2023 yılında iyiden iyiye belirginleşen, bir tarafında ABD-NATO’nun diğer tarafında tam bir cephe oluşturmasalar da Çin ve Rusya’nın yer aldığı odaklar arasındaki mücadelenin sertleşmesi de, önümüzdeki dönemde Türkiye’yi zorlayacak gelişmelerden biri olacak. Türkiye şu anda ABD-NATO bloğundan uzaklaşmadan Çin ve Rusya ile ilişkileri iyi tutmaya çalışıyor. NATO genişlemesine oyalayıcı davranmakla birlikte onay vermesi, bu politikayla uyumlu. AKP iktidarı, İsveç’in üyeliğine onay vermeyi geciktirmekle birlikte bu konuda önünde sonunda ABD’nin arzu edeceği adımı atacaktır. Ancak iktidarın bu adımı, ABD ile yapılan askerî anlaşmalar konusunda ABD yönetiminden istediklerini koparamadan atacağı anlaşılıyor.
Türkiye’nin Avrupa ile ilişkileri büyük ölçüde iki başlığa daralmış durumda: ticaret ve göç. Türkiye, Avrupa’ya göç akınını kendi toprakları içinde tutarak engelleyen, Avrupa için kullanışlı bir çeper ülke olma konumunu sürdürecektir. Türkiye’nin Avrupa ile ilişkileri geçmişte de eşitlik ilkesine dayanarak işlemedi. Ancak AKP iktidarının, Avrupa Birliği ile yaptığı son göç anlaşması, hem göç eden insanların haklarının ihlal edilmesine yol açıyor hem de Türkiye’nin “para karşılığı göçmen kampı hizmet veren bir çeper ülke” statüsünü benimsemesi anlamına geliyor. Üstelik karşılığında Türkiye vatandaşlarına uygulanan vize standartları, bu ilişkide Türkiye’nin nasıl bir muameleyi kabullendiğini göstermesi açısından oldukça onur kırıcı.

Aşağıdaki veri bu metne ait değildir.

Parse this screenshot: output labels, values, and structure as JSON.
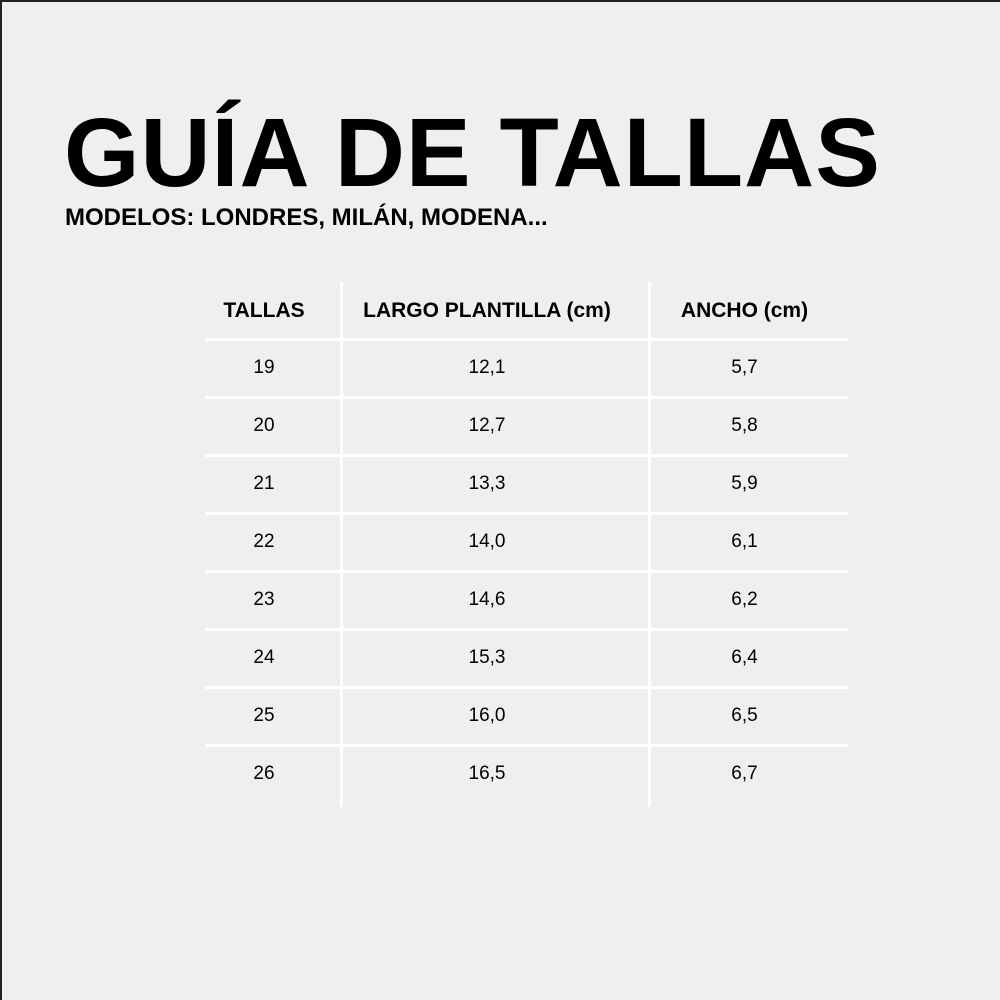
{
  "title": "GUÍA DE TALLAS",
  "subtitle": "MODELOS: LONDRES, MILÁN, MODENA...",
  "table": {
    "headers": [
      "TALLAS",
      "LARGO PLANTILLA (cm)",
      "ANCHO (cm)"
    ],
    "rows": [
      [
        "19",
        "12,1",
        "5,7"
      ],
      [
        "20",
        "12,7",
        "5,8"
      ],
      [
        "21",
        "13,3",
        "5,9"
      ],
      [
        "22",
        "14,0",
        "6,1"
      ],
      [
        "23",
        "14,6",
        "6,2"
      ],
      [
        "24",
        "15,3",
        "6,4"
      ],
      [
        "25",
        "16,0",
        "6,5"
      ],
      [
        "26",
        "16,5",
        "6,7"
      ]
    ]
  }
}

Türkiye’nin dünya ile ilişkileri pek çok başka başlıkta da değerlendirilebilir. Ancak ana başlıklara bakıldığında, AKP iktidarı döneminde Türkiye’nin egemenlik hakları bakımından başı öne eğilmeyen bir ülke olduğunu söylemek mümkün değil. 2024’te dünya ile daha itibarlı bir ilişki kurulmasını beklemek için gerçekçi bir neden bulunmuyor.